Aos nove anos, uma menina que vive em um abrigo de Porto Alegre teve a família biológica julgada pela Justiça como sem condições de criá-la. Com a decisão, ela foi oficialmente tirada dos familiares e passou a ser filha do Estado, que deveria encaminhá-la à adoção. O Judiciário, entretanto, nunca teria incluído seu nome no sistema, e ela teve de comemorar o aniversário de 17 anos na instituição, sem ter a chance de ganhar novos pais.
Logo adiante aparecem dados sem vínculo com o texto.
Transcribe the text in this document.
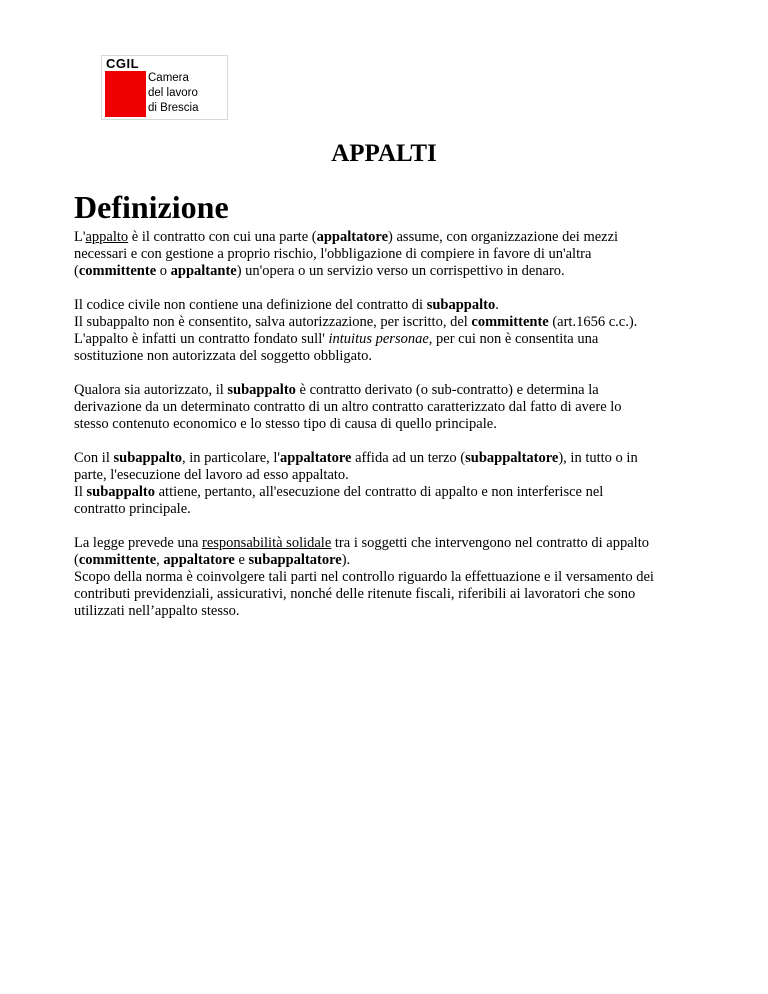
CGIL
Camera
del lavoro
di Brescia
APPALTI
Definizione

L'appalto è il contratto con cui una parte (appaltatore) assume, con organizzazione dei mezzi
necessari e con gestione a proprio rischio, l'obbligazione di compiere in favore di un'altra
(committente o appaltante) un'opera o un servizio verso un corrispettivo in denaro.

Il codice civile non contiene una definizione del contratto di subappalto.
Il subappalto non è consentito, salva autorizzazione, per iscritto, del committente (art.1656 c.c.).
L'appalto è infatti un contratto fondato sull' intuitus personae, per cui non è consentita una
sostituzione non autorizzata del soggetto obbligato.

Qualora sia autorizzato, il subappalto è contratto derivato (o sub-contratto) e determina la
derivazione da un determinato contratto di un altro contratto caratterizzato dal fatto di avere lo
stesso contenuto economico e lo stesso tipo di causa di quello principale.

Con il subappalto, in particolare, l'appaltatore affida ad un terzo (subappaltatore), in tutto o in
parte, l'esecuzione del lavoro ad esso appaltato.
Il subappalto attiene, pertanto, all'esecuzione del contratto di appalto e non interferisce nel
contratto principale.

La legge prevede una responsabilità solidale tra i soggetti che intervengono nel contratto di appalto
(committente, appaltatore e subappaltatore).
Scopo della norma è coinvolgere tali parti nel controllo riguardo la effettuazione e il versamento dei
contributi previdenziali, assicurativi, nonché delle ritenute fiscali, riferibili ai lavoratori che sono
utilizzati nell’appalto stesso.
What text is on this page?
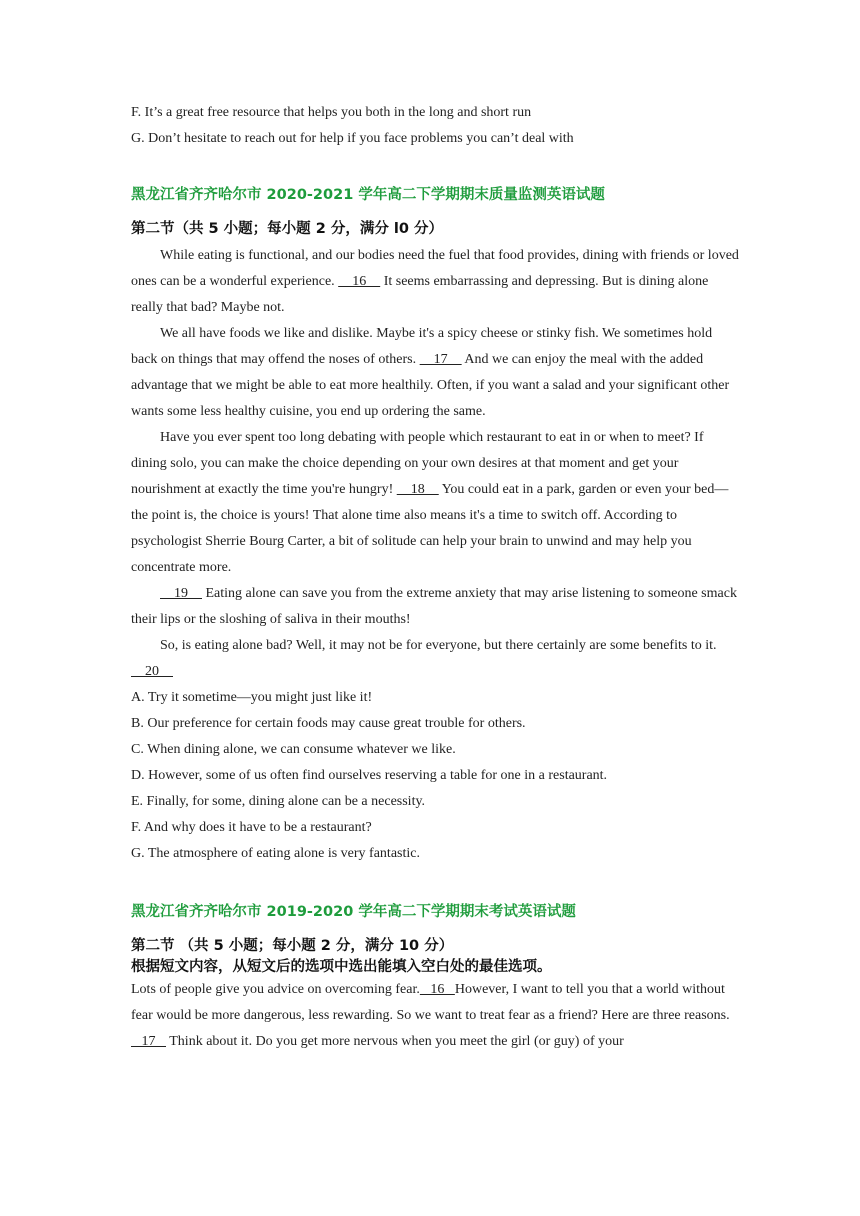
F. It’s a great free resource that helps you both in the long and short run
G. Don’t hesitate to reach out for help if you face problems you can’t deal with
黑龙江省齐齐哈尔市 2020-2021 学年高二下学期期末质量监测英语试题
第二节（共 5 小题；每小题 2 分，满分 l0 分）
While eating is functional, and our bodies need the fuel that food provides, dining with friends or loved ones can be a wonderful experience.     16     It seems embarrassing and depressing. But is dining alone really that bad? Maybe not.
We all have foods we like and dislike. Maybe it's a spicy cheese or stinky fish. We sometimes hold back on things that may offend the noses of others.     17     And we can enjoy the meal with the added advantage that we might be able to eat more healthily. Often, if you want a salad and your significant other wants some less healthy cuisine, you end up ordering the same.
Have you ever spent too long debating with people which restaurant to eat in or when to meet? If dining solo, you can make the choice depending on your own desires at that moment and get your nourishment at exactly the time you're hungry!     18     You could eat in a park, garden or even your bed—the point is, the choice is yours! That alone time also means it's a time to switch off. According to psychologist Sherrie Bourg Carter, a bit of solitude can help your brain to unwind and may help you concentrate more.
19     Eating alone can save you from the extreme anxiety that may arise listening to someone smack their lips or the sloshing of saliva in their mouths!
So, is eating alone bad? Well, it may not be for everyone, but there certainly are some benefits to it.    20
A. Try it sometime—you might just like it!
B. Our preference for certain foods may cause great trouble for others.
C. When dining alone, we can consume whatever we like.
D. However, some of us often find ourselves reserving a table for one in a restaurant.
E. Finally, for some, dining alone can be a necessity.
F. And why does it have to be a restaurant?
G. The atmosphere of eating alone is very fantastic.
黑龙江省齐齐哈尔市 2019-2020 学年高二下学期期末考试英语试题
第二节 （共 5 小题；每小题 2 分，满分 10 分）
根据短文内容，从短文后的选项中选出能填入空白处的最佳选项。
Lots of people give you advice on overcoming fear.   16   However, I want to tell you that a world without fear would be more dangerous, less rewarding. So we want to treat fear as a friend? Here are three reasons.
17    Think about it. Do you get more nervous when you meet the girl (or guy) of your
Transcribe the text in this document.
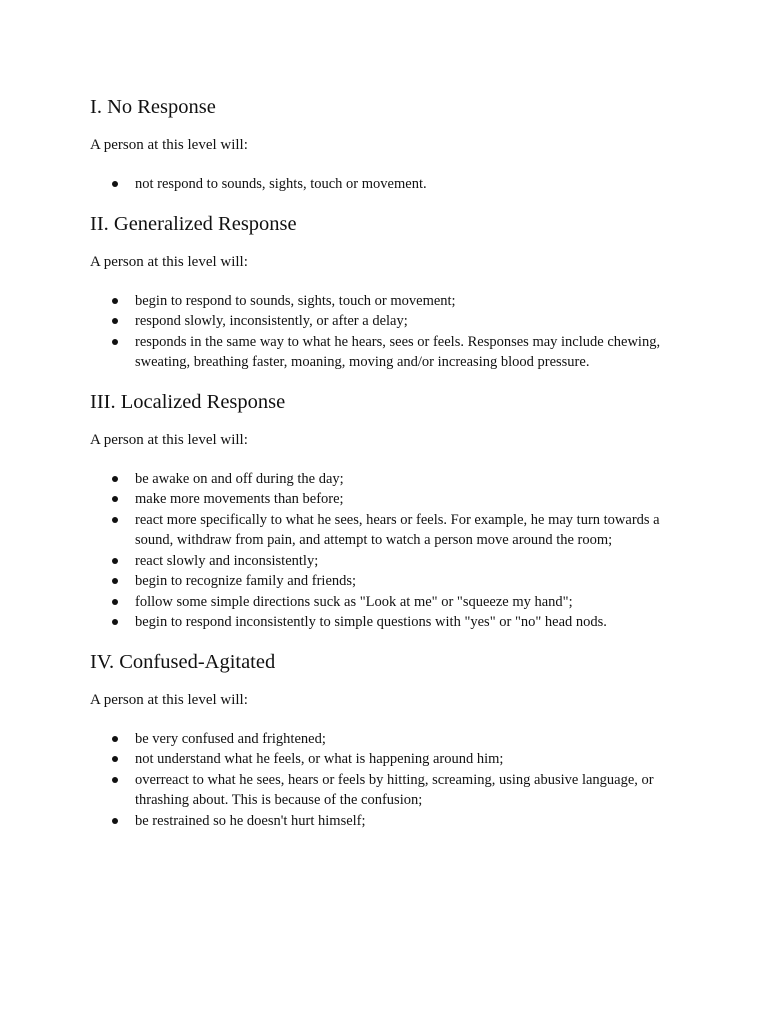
I. No Response

A person at this level will:

not respond to sounds, sights, touch or movement.
II. Generalized Response

A person at this level will:

begin to respond to sounds, sights, touch or movement;
respond slowly, inconsistently, or after a delay;
responds in the same way to what he hears, sees or feels. Responses may include chewing, sweating, breathing faster, moaning, moving and/or increasing blood pressure.
III. Localized Response

A person at this level will:

be awake on and off during the day;
make more movements than before;
react more specifically to what he sees, hears or feels. For example, he may turn towards a sound, withdraw from pain, and attempt to watch a person move around the room;
react slowly and inconsistently;
begin to recognize family and friends;
follow some simple directions suck as "Look at me" or "squeeze my hand";
begin to respond inconsistently to simple questions with "yes" or "no" head nods.
IV. Confused-Agitated

A person at this level will:

be very confused and frightened;
not understand what he feels, or what is happening around him;
overreact to what he sees, hears or feels by hitting, screaming, using abusive language, or thrashing about. This is because of the confusion;
be restrained so he doesn't hurt himself;
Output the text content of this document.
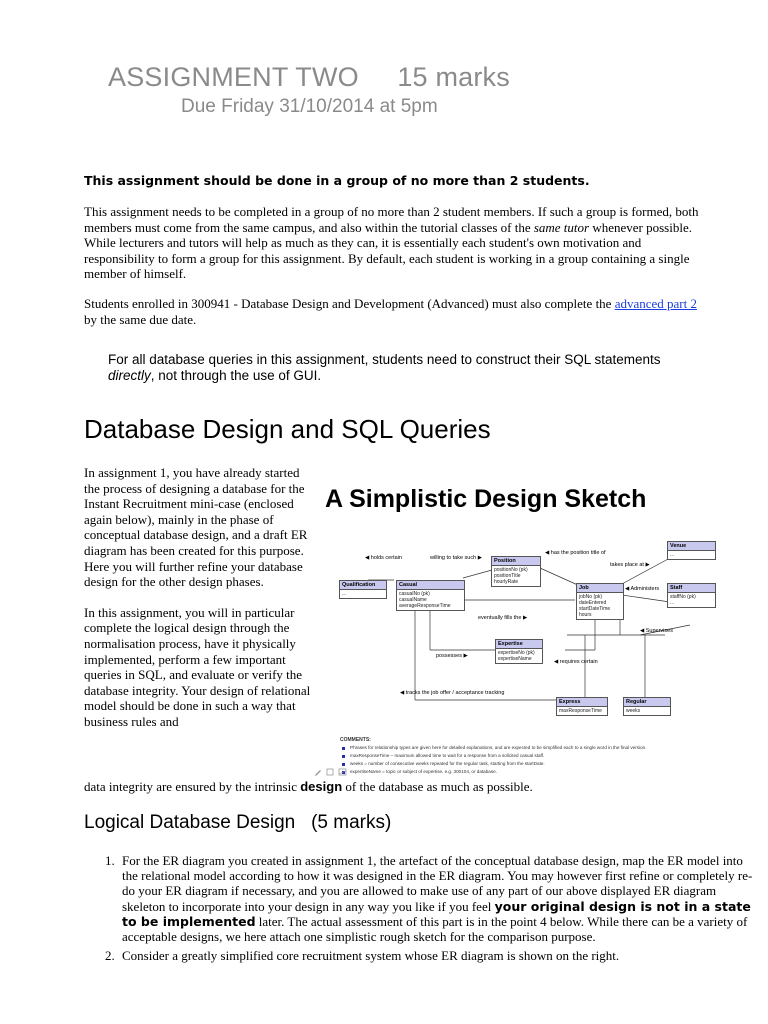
ASSIGNMENT TWO     15 marks
Due Friday 31/10/2014 at 5pm
This assignment should be done in a group of no more than 2 students.
This assignment needs to be completed in a group of no more than 2 student members. If such a group is formed, both members must come from the same campus, and also within the tutorial classes of the same tutor whenever possible. While lecturers and tutors will help as much as they can, it is essentially each student's own motivation and responsibility to form a group for this assignment. By default, each student is working in a group containing a single member of himself.
Students enrolled in 300941 - Database Design and Development (Advanced) must also complete the advanced part 2 by the same due date.
For all database queries in this assignment, students need to construct their SQL statements directly, not through the use of GUI.
Database Design and SQL Queries

In assignment 1, you have already started the process of designing a database for the Instant Recruitment mini-case (enclosed again below), mainly in the phase of conceptual database design, and a draft ER diagram has been created for this purpose. Here you will further refine your database design for the other design phases.

In this assignment, you will in particular complete the logical design through the normalisation process, have it physically implemented, perform a few important queries in SQL, and evaluate or verify the database integrity. Your design of relational model should be done in such a way that business rules and

A Simplistic Design Sketch
Qualification
...
Casual
casualNo (pk)
casualName
averageResponseTime
Position
positionNo (pk)
positionTitle
hourlyRate
Venue
...
Job
jobNo (pk)
dateEntered
startDateTime
hours
Staff
staffNo (pk)
...
Expertise
expertiseNo (pk)
expertiseName
Express
maxResponseTime
Regular
weeks
◀ holds certain	willing to take such ▶
◀ has the position title of
takes place at ▶
◀ Administers
eventually fills the ▶
◀ Supervises
possesses ▶
◀ requires certain
◀ tracks the job offer / acceptance tracking
COMMENTS:
Phrases for relationship types are given here for detailed explanations, and are expected to be simplified each to a single word in the final version.
maxResponseTime – maximum allowed time to wait for a response from a solicited casual staff.
weeks = number of consecutive weeks repeated for the regular task, starting from the startDate.
expertiseName = topic or subject of expertise, e.g. 300104, or database.
data integrity are ensured by the intrinsic design of the database as much as possible.
Logical Database Design   (5 marks)
1. For the ER diagram you created in assignment 1, the artefact of the conceptual database design, map the ER model into the relational model according to how it was designed in the ER diagram. You may however first refine or completely re-do your ER diagram if necessary, and you are allowed to make use of any part of our above displayed ER diagram skeleton to incorporate into your design in any way you like if you feel your original design is not in a state to be implemented later. The actual assessment of this part is in the point 4 below. While there can be a variety of acceptable designs, we here attach one simplistic rough sketch for the comparison purpose.
2. Consider a greatly simplified core recruitment system whose ER diagram is shown on the right.
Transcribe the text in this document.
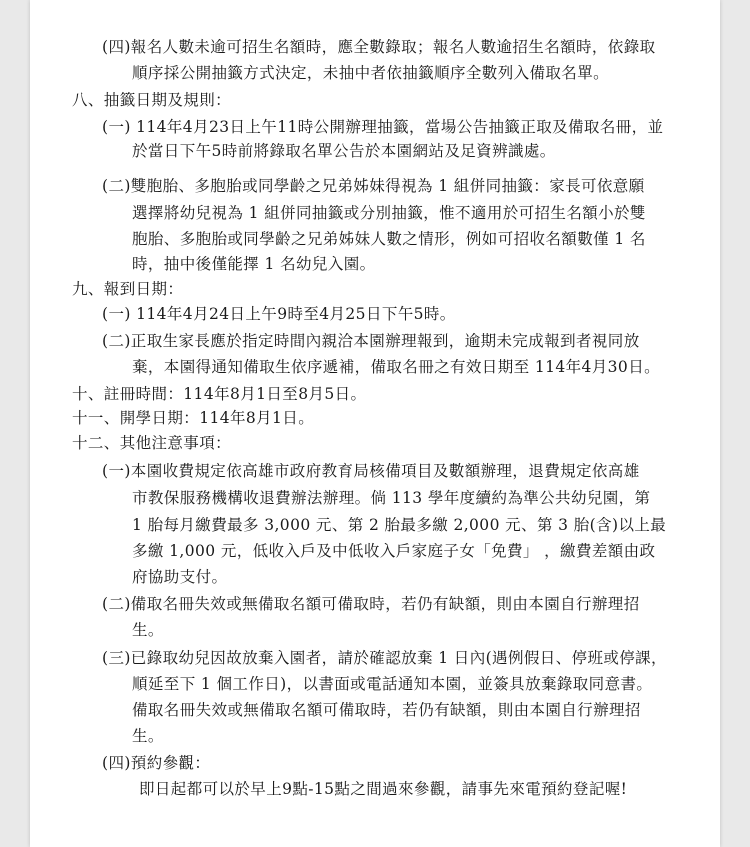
(四)報名人數未逾可招生名額時，應全數錄取；報名人數逾招生名額時，依錄取
順序採公開抽籤方式決定，未抽中者依抽籤順序全數列入備取名單。
八、抽籤日期及規則：
(一) 114年4月23日上午11時公開辦理抽籤，當場公告抽籤正取及備取名冊，並
於當日下午5時前將錄取名單公告於本園網站及足資辨識處。
(二)雙胞胎、多胞胎或同學齡之兄弟姊妹得視為 1 組併同抽籤：家長可依意願
選擇將幼兒視為 1 組併同抽籤或分別抽籤，惟不適用於可招生名額小於雙
胞胎、多胞胎或同學齡之兄弟姊妹人數之情形，例如可招收名額數僅 1 名
時，抽中後僅能擇 1 名幼兒入園。
九、報到日期：
(一) 114年4月24日上午9時至4月25日下午5時。
(二)正取生家長應於指定時間內親洽本園辦理報到，逾期未完成報到者視同放
棄，本園得通知備取生依序遞補，備取名冊之有效日期至 114年4月30日。
十、註冊時間：114年8月1日至8月5日。
十一、開學日期：114年8月1日。
十二、其他注意事項：
(一)本園收費規定依高雄市政府教育局核備項目及數額辦理，退費規定依高雄
市教保服務機構收退費辦法辦理。倘 113 學年度續約為準公共幼兒園，第
1 胎每月繳費最多 3,000 元、第 2 胎最多繳 2,000 元、第 3 胎(含)以上最
多繳 1,000 元，低收入戶及中低收入戶家庭子女「免費」 ，繳費差額由政
府協助支付。
(二)備取名冊失效或無備取名額可備取時，若仍有缺額，則由本園自行辦理招
生。
(三)已錄取幼兒因故放棄入園者，請於確認放棄 1 日內(遇例假日、停班或停課，
順延至下 1 個工作日)，以書面或電話通知本園，並簽具放棄錄取同意書。
備取名冊失效或無備取名額可備取時，若仍有缺額，則由本園自行辦理招
生。
(四)預約參觀：
即日起都可以於早上9點-15點之間過來參觀，請事先來電預約登記喔!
A situação da garota não seria exceção na Capital: além dela, outras 39 crianças e adolescentes que vivem nessas casas e foram destituídos do poder familiar figuram fora do Cadastro Nacional de Adoção, segundo levantamento do Ministério Público (MP). Sem o nome no sistema, essas crianças não existem para os 33 mil candidatos a pais adotivos atualmente no país e são condenadas a crescer nos abrigos.
A falha no cadastro foi detectada no segundo semestre de 2014, quando o MP apontou a não inclusão de 129 crianças e adolescentes no sistema - número equivalente a 10% do total de abrigados em Porto Alegre. À época, a Justiça se comprometeu com a inclusão de todos os nomes apontados até o final de setembro.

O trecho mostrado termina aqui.